Five manuscripts survive that contain Æfric's life of St Edmund:

London, British Library, Cotton Julius E. vii - early eleventh century
London, British Library, Cotton Otho B. x + Oxford, Bodleian Library, Rawlinson Q. e. 20 - early eleventh century
London, British Library, Cotton Vitellius D. xvii - mid eleventh century
Cambridge, University Library, Ii. 1. 33 - second half of the twelfth century
Oxford, Bodleian Library, Bodley 343 - second half of the twelfth century

Of these manuscripts, Cotton Julius E. vii is the most important and is the base text for the editions of both Skeat and M-R, though the latter normalise aberrant spellings and include readings from other manuscripts without indicating that they have done so.

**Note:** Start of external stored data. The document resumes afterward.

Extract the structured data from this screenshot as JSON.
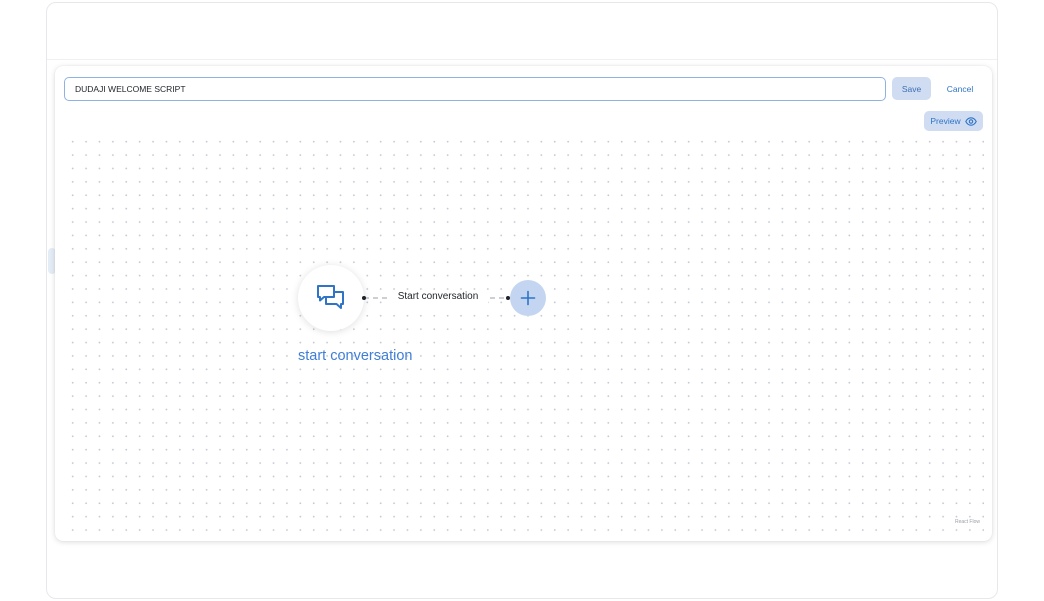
{
  "editor": {
    "script_title_value": "DUDAJI WELCOME SCRIPT",
    "save_label": "Save",
    "cancel_label": "Cancel",
    "preview_label": "Preview"
  },
  "flow": {
    "start_node_label": "start conversation",
    "edge_label": "Start conversation",
    "attribution": "React Flow"
  },
  "icons": {
    "start_node_icon": "chat-bubbles-icon",
    "add_node_icon": "plus-icon",
    "preview_icon": "eye-icon"
  },
  "colors": {
    "accent": "#2f74c7",
    "button_bg": "#cfdcf1",
    "add_node_bg": "#c3d5f0",
    "node_label": "#3f7ed6"
  }
}
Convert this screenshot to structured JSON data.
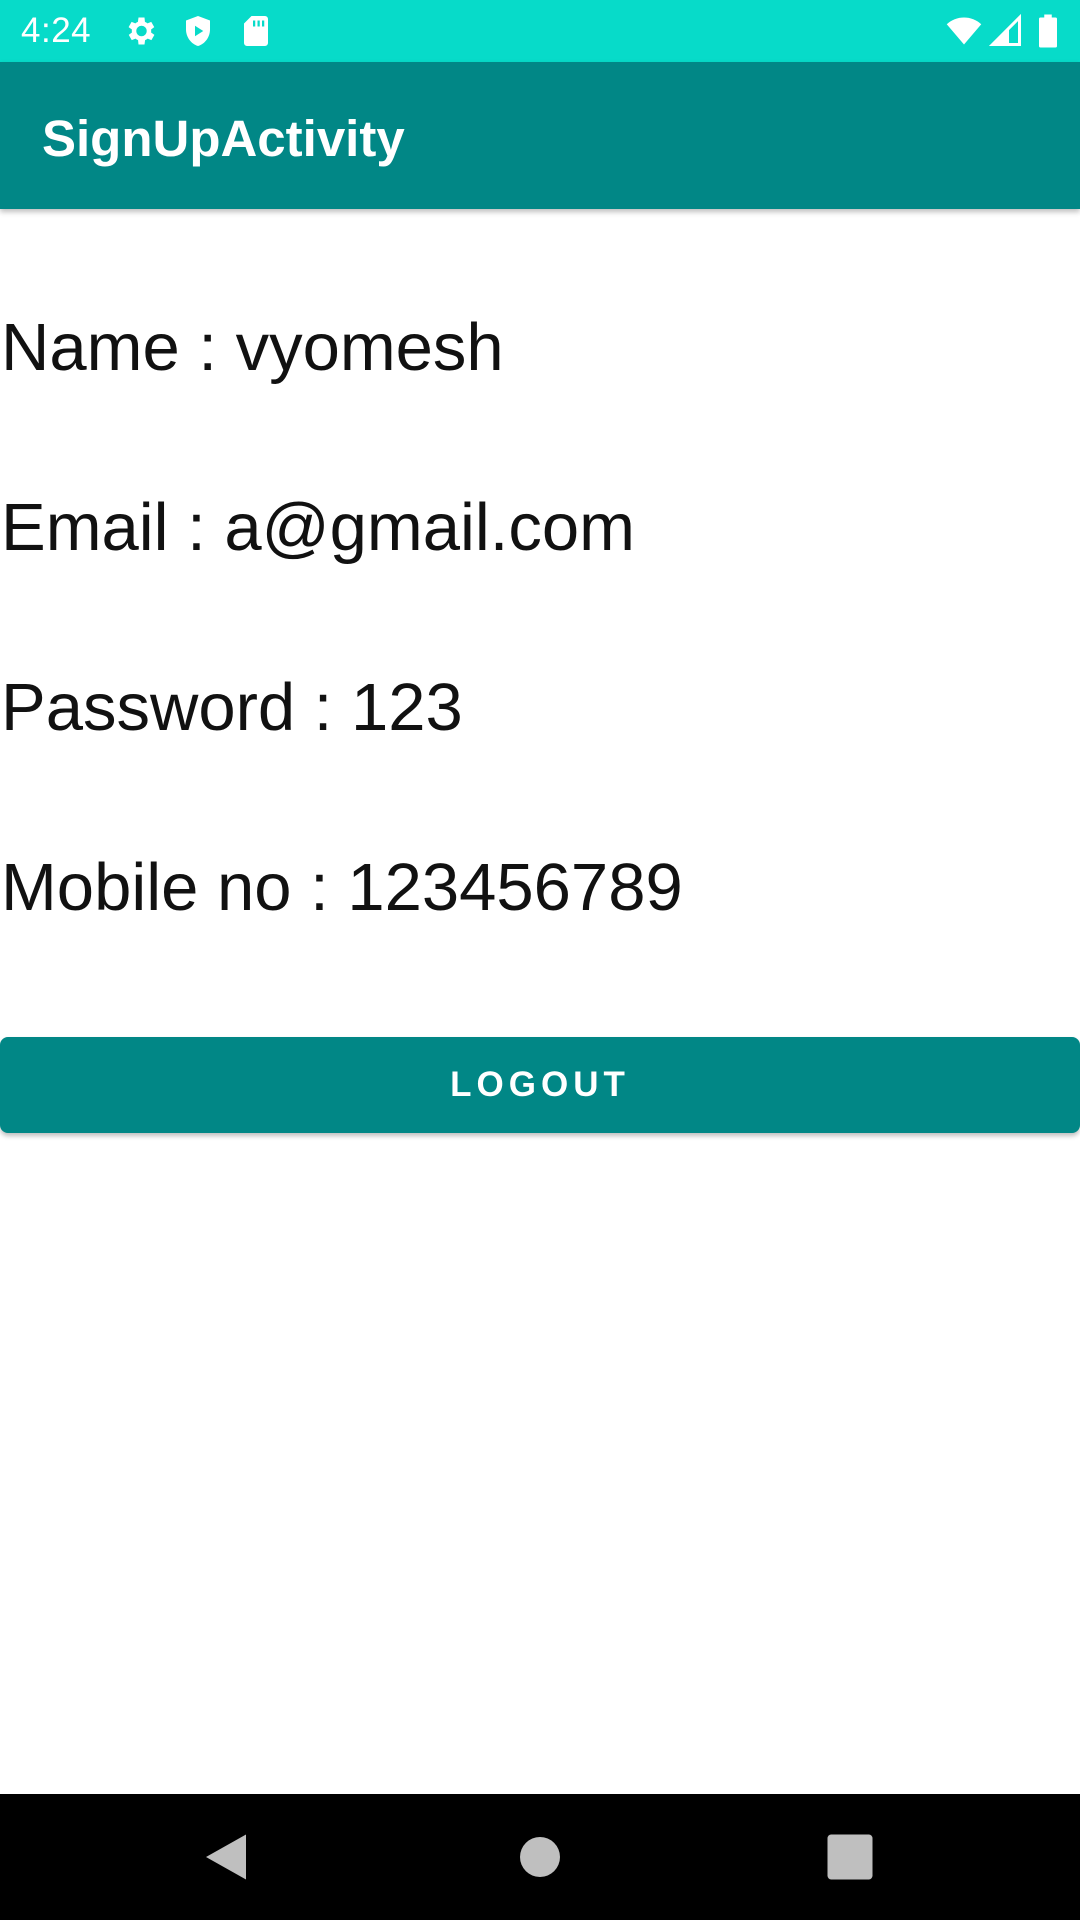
{
  "status_bar": {
    "time": "4:24",
    "left_icons": [
      "gear-icon",
      "shield-icon",
      "sd-card-icon"
    ],
    "right_icons": [
      "wifi-icon",
      "cell-signal-icon",
      "battery-icon"
    ],
    "background_color": "#07DBC9"
  },
  "app_bar": {
    "title": "SignUpActivity",
    "background_color": "#018786"
  },
  "profile": {
    "name_line": "Name : vyomesh",
    "email_line": "Email : a@gmail.com",
    "password_line": "Password : 123",
    "mobile_line": "Mobile no : 123456789"
  },
  "logout_button": {
    "label": "LOGOUT",
    "background_color": "#018786"
  },
  "nav_bar": {
    "buttons": [
      "back-icon",
      "home-icon",
      "recents-icon"
    ],
    "background_color": "#000000"
  }
}
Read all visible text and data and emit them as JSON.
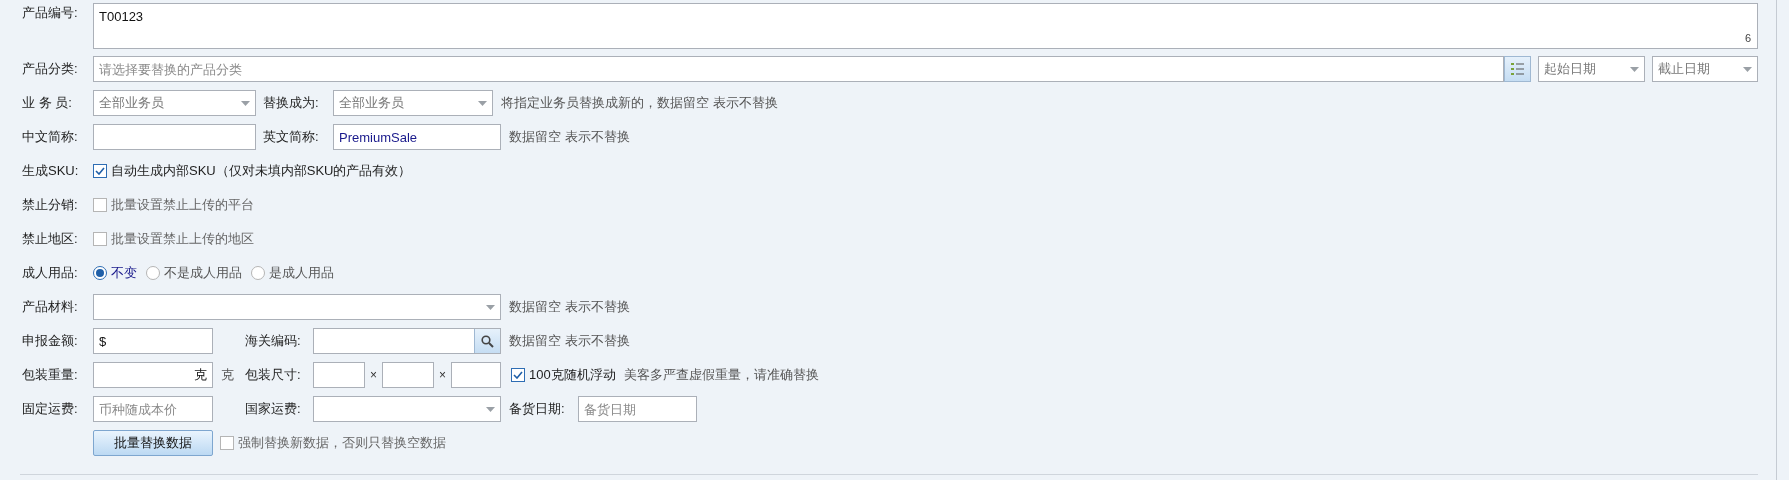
{
  "product_code": {
    "label": "产品编号:",
    "value": "T00123",
    "count": "6"
  },
  "category": {
    "label": "产品分类:",
    "placeholder": "请选择要替换的产品分类",
    "start_date": "起始日期",
    "end_date": "截止日期"
  },
  "salesperson": {
    "label": "业 务 员:",
    "value": "全部业务员",
    "replace_label": "替换成为:",
    "replace_value": "全部业务员",
    "hint": "将指定业务员替换成新的，数据留空 表示不替换"
  },
  "short_names": {
    "cn_label": "中文简称:",
    "en_label": "英文简称:",
    "en_value": "PremiumSale",
    "hint": "数据留空 表示不替换"
  },
  "sku": {
    "label": "生成SKU:",
    "text": "自动生成内部SKU（仅对未填内部SKU的产品有效）",
    "checked": true
  },
  "distribution": {
    "label": "禁止分销:",
    "text": "批量设置禁止上传的平台",
    "checked": false
  },
  "region": {
    "label": "禁止地区:",
    "text": "批量设置禁止上传的地区",
    "checked": false
  },
  "adult": {
    "label": "成人用品:",
    "options": [
      {
        "text": "不变",
        "selected": true
      },
      {
        "text": "不是成人用品",
        "selected": false
      },
      {
        "text": "是成人用品",
        "selected": false
      }
    ]
  },
  "material": {
    "label": "产品材料:",
    "hint": "数据留空 表示不替换"
  },
  "declared": {
    "label": "申报金额:",
    "value": "$",
    "customs_label": "海关编码:",
    "hint": "数据留空 表示不替换"
  },
  "package": {
    "label": "包装重量:",
    "weight_value": "克",
    "unit": "克",
    "size_label": "包装尺寸:",
    "separators": [
      "×",
      "×"
    ],
    "float_text": "100克随机浮动",
    "float_checked": true,
    "hint": "美客多严查虚假重量，请准确替换"
  },
  "fees": {
    "label": "固定运费:",
    "placeholder": "币种随成本价",
    "country_label": "国家运费:",
    "stock_label": "备货日期:",
    "stock_placeholder": "备货日期"
  },
  "submit": {
    "label": "批量替换数据",
    "force_text": "强制替换新数据，否则只替换空数据",
    "force_checked": false
  }
}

This manuscript belonged to Bury St Edmunds by the thirteenth century and was perhaps bound with London, British Library, Cotton Tiberius B. ii, fols. 2-85, Bury's copy of Abbo's passio and 'Herman's' De miraculis sancti Eadmundi. In Julius E. vii, the lives are arranged in order of their celebration through the church year.

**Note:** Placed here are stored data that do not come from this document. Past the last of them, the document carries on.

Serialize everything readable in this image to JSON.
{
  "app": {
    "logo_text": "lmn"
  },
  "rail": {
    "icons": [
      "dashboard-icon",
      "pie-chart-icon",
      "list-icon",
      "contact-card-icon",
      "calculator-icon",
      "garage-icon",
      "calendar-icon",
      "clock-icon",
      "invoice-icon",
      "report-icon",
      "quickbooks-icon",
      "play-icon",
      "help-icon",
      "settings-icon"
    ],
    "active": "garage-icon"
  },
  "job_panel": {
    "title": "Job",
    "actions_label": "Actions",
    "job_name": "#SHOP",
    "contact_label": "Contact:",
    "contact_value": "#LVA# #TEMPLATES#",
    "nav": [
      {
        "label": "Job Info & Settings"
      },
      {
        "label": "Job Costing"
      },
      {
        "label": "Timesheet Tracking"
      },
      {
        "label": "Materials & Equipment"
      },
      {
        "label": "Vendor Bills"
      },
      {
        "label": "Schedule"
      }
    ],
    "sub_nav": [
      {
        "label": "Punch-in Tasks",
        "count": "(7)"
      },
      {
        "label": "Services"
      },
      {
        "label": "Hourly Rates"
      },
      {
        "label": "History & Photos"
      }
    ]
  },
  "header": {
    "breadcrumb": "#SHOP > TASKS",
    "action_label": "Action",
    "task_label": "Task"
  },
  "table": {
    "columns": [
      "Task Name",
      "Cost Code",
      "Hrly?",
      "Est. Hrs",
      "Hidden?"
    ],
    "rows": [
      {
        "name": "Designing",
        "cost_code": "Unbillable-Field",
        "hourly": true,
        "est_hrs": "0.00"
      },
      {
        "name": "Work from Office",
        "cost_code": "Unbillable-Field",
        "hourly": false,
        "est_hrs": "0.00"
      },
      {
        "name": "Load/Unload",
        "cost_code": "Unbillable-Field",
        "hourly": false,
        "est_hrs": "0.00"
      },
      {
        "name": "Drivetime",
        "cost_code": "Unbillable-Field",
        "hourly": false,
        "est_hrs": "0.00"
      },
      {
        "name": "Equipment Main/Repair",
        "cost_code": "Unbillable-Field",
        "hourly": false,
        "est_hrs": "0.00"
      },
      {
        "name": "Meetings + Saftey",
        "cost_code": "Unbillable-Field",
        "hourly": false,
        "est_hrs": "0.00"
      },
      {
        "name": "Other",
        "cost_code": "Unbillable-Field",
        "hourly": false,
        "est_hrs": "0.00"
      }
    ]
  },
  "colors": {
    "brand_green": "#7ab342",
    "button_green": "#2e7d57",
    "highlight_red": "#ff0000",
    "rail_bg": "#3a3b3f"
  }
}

Both Cotton Otho B. x and Cotton Vitellius D. xvii were heavily affected by the fire that swept through the Cotton Library in 1731. Consequently, both contain only partial texts of the Life. In Otho, the Life of Edmund is included in a group of lives of English saints: Swithun, St George and St Aethelthryth. The collection in Vitellius is less organised, but it is followed by a list of saints resting places in England.

The two twelfth-century manuscripts attest the interest in Ælfric after the Norman Conquest. The Cambridge manuscript, chiefly a Passional, omits Ælfric's introductory explanation of his source for the Life of St Edmund. Bodley 343 is a miscellaneous collection of homiletic pieces, including several not by Ælfric. No clear principle of arrangement is evident. The language of the homilies indicates the manuscript was probably copied somewhere in the West Midlands.